Lazy Farmer Boy (A)
X:1 T:Lazy Farmer Boy (A) T:Young Man Who Wouldn't Hoe Corn (The) T:Harm Link N:From the playing of fiddler Posey Rorer accompanied by guitarist Preston N:Young (of the duo Buster Carter & Preston Young--Carter did not play on N:this cut). M:C| L:1/8 Q:"Moderately Quick" R:Air D:https://www.slippery-hill.com/recording/lazy-farmer-boy D:Fokways SFW 40090, Buster Carter & Preston Young - Anthology of D:American Folk Music (1997) D:Columbia 15702D (78 RPM), Buster Carter & Preston Young (1931) Z:Transcribed by Andrew Kuntz K:Dmix AA|d2d2 edcc|A2 G2 AG AA|c2A2 d2c2|[M:3/2]A6 GG AGA2| [M:C|]d2 dd edcc|A2 [GA]-[AA]- [AA]BAG|[M:3/2]EDCC DEDC A,4| A-BAG EDC2 ED C2|[M:C|] [D6D6]||
LAZY FARMER BOY (A). AKA - "Boy Who Wouldn't Hoe Corn (The)," "Harm Link," "Lazy Young Man (The)," "Young Man Who Wouldn't Hoe Corn (The)." American, Song (2/4 time). D Major. Standard tuning (fiddle). One part. The song was recorded in New York in June, 1931, by Virginia banjo player Buster Carter and guitarist Preston Young (b. 1907), both singers. Fiddler Posey Rorer (late of Charlie Poole's North Carolina Ramblers) accompanied them as a side man, although on this cut Carter sat out, and it is only Rorer and Young playing (with vocal by Young). The group (who also went by the name "The Carolina Buddies") recorded ten sides but only a few were released; they evidently did not sell well for the group broke up by the end of the year. Young gave up music for the stability of regular work. The song, variants of which also go by the names "Young Man Who Wouldn't Hoe Corn (The)" and "Harm Link," tells of a young man who planted his corn too late, eventually losing his crop in a September frost. In addition, his inaction is the cause of his rejection in his courtship. The song begins:
Well, I'll sing a little song, but it ain't very long,
About a lazy farmer who wouldn't hoe his corn.

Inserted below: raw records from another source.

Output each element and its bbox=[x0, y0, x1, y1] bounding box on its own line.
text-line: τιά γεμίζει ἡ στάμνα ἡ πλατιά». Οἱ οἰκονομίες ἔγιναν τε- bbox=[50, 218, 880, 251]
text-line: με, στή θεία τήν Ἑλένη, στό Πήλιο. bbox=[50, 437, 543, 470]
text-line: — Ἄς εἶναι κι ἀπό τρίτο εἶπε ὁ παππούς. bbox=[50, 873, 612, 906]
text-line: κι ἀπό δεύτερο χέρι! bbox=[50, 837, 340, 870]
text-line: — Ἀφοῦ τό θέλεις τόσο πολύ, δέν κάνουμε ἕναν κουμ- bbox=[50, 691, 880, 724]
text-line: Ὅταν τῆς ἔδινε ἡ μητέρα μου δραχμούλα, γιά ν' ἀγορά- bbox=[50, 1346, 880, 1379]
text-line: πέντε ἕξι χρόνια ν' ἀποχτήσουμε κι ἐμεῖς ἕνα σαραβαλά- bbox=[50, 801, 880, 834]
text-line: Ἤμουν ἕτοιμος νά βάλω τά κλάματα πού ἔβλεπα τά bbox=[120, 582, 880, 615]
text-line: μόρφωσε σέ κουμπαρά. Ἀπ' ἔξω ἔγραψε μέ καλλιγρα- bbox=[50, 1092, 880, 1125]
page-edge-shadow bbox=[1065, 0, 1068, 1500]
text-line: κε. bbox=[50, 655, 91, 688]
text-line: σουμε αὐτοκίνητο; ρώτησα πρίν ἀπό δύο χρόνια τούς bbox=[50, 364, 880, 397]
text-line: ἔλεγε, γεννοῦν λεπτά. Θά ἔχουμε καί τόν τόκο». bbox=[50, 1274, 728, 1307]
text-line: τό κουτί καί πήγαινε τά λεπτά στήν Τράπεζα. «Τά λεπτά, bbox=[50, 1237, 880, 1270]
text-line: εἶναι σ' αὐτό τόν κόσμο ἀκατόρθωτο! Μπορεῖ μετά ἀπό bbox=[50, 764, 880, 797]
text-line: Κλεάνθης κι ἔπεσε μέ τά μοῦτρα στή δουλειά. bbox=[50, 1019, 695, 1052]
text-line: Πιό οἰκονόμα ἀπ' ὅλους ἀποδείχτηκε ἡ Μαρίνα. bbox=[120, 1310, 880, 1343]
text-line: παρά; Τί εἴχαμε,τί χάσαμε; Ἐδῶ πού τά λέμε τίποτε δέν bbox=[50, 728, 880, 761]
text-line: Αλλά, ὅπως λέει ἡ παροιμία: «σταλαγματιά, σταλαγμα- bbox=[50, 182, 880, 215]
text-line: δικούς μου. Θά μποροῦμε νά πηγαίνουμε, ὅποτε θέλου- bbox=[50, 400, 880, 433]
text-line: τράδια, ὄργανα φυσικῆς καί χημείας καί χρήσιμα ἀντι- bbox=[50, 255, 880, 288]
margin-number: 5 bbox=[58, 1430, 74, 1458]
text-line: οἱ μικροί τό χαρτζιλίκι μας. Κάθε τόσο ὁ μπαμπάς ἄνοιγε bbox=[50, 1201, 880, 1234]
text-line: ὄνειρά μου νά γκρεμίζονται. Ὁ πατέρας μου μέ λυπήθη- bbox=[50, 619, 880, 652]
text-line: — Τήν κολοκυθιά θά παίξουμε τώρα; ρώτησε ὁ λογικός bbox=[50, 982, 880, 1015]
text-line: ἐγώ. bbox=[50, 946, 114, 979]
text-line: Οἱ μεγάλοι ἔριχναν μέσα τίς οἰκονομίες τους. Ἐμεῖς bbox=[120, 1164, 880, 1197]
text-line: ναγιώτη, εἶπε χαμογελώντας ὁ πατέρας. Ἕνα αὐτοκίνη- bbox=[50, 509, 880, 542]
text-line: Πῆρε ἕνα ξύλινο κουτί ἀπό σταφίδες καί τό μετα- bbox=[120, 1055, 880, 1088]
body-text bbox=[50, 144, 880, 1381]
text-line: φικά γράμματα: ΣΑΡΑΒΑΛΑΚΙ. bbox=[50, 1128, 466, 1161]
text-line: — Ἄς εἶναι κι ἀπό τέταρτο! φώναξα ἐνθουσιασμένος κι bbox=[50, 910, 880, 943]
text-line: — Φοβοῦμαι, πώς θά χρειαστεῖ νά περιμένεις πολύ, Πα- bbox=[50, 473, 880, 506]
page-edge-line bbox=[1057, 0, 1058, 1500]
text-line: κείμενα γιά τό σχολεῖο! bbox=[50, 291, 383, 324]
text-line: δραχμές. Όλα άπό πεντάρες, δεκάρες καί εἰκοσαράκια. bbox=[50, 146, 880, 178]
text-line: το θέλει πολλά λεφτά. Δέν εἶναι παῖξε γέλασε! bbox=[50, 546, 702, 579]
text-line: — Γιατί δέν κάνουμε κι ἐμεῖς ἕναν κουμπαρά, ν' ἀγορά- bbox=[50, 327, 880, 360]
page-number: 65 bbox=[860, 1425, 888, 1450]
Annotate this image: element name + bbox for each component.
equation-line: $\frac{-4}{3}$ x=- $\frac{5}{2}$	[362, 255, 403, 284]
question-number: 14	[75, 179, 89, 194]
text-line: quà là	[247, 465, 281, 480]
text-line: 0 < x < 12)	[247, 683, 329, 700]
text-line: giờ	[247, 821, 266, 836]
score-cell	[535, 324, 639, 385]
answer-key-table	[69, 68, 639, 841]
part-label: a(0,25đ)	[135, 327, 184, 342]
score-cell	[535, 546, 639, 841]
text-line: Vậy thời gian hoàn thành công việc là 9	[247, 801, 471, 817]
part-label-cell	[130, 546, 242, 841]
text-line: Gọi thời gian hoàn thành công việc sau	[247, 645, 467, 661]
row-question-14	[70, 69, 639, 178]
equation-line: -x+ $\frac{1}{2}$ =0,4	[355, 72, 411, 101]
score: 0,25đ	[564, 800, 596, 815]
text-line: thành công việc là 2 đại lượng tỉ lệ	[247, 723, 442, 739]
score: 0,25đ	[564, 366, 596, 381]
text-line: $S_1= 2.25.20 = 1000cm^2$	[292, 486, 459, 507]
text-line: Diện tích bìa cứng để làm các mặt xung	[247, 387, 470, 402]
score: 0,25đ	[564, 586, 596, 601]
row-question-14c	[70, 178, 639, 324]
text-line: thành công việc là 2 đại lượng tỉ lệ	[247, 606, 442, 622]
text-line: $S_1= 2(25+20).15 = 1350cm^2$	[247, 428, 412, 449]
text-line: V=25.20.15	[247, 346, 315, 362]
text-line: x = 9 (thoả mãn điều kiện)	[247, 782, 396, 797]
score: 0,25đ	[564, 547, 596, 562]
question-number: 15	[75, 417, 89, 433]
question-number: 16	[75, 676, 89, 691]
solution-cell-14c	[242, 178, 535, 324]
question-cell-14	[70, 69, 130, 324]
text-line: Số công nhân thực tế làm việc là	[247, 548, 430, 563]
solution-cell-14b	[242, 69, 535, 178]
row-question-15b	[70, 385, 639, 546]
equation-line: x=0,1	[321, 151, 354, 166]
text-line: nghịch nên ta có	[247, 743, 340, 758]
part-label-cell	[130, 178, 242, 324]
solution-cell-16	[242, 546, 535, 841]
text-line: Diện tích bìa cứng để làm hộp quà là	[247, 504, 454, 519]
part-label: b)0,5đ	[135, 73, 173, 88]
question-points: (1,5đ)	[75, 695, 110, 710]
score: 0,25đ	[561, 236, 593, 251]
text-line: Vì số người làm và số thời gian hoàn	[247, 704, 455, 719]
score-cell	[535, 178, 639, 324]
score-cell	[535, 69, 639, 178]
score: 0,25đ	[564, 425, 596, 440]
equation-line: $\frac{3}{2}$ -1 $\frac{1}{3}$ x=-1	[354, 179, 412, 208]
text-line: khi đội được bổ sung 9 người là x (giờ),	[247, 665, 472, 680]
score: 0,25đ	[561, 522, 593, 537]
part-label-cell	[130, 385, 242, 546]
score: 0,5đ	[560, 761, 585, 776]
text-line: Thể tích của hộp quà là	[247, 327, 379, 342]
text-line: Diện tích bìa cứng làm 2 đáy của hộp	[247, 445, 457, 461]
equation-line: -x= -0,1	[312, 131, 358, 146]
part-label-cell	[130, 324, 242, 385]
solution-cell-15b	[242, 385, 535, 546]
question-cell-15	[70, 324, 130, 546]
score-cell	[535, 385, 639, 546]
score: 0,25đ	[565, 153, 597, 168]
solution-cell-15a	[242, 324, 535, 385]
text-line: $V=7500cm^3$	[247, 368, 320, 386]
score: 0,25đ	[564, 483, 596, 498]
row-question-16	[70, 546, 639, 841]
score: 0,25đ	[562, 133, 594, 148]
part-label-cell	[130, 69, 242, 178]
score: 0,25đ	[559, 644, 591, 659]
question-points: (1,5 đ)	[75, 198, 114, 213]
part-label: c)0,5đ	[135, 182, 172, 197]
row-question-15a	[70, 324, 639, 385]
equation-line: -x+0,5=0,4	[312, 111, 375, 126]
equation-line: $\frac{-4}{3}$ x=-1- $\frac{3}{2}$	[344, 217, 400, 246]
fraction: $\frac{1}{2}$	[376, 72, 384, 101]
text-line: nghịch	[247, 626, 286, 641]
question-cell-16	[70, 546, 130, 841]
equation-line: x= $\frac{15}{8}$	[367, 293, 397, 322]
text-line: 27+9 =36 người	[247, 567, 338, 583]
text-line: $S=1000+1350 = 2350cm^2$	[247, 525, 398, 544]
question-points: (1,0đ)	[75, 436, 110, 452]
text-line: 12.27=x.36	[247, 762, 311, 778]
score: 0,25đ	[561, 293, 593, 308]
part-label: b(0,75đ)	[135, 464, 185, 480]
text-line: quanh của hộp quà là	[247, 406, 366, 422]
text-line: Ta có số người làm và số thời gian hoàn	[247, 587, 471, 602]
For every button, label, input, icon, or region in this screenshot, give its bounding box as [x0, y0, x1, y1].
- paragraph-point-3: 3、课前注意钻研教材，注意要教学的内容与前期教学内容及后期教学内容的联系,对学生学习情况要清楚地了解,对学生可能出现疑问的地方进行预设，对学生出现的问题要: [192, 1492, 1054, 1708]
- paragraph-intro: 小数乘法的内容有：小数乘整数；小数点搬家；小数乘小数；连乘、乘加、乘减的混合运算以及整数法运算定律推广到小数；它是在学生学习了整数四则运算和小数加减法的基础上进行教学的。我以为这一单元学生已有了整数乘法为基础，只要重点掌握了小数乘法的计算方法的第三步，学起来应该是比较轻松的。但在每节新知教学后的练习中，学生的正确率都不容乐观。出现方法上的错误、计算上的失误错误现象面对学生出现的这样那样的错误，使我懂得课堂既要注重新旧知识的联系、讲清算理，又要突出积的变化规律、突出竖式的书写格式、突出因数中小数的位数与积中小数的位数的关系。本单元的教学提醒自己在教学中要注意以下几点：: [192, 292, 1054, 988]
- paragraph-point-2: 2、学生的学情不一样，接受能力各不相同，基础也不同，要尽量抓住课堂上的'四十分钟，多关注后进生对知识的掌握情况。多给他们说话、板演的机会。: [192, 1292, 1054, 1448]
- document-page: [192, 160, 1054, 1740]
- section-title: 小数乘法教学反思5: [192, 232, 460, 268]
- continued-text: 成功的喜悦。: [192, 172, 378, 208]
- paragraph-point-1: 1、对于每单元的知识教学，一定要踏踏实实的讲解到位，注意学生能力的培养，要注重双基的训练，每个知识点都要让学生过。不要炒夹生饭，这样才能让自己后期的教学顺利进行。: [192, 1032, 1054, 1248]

And why this was I never could tell,
For that young man was always well.
That young man was always well.
The songs origins are unclear, but it was in widespread circulation by at least the beginning of the 20th century . Bluegrass versions include Alison Krauss & Union Station who recorded the song under the title "The Boy Who Wouldn't Hoe Corn," and Richard Green as "The Young Man Who Wouldn't Hoe Corn."
- "The Young Man who Wouldn't Hoe Corn," H. M. Belden, Ballads and Songs Collected by the Missouri Folk-Lore Society, Columbia, Missouri: University of Missouri Studies, 1955, p. 440. "Communicated by Mrs. Carrie Phelps of West Plains, Howell County, in 1905."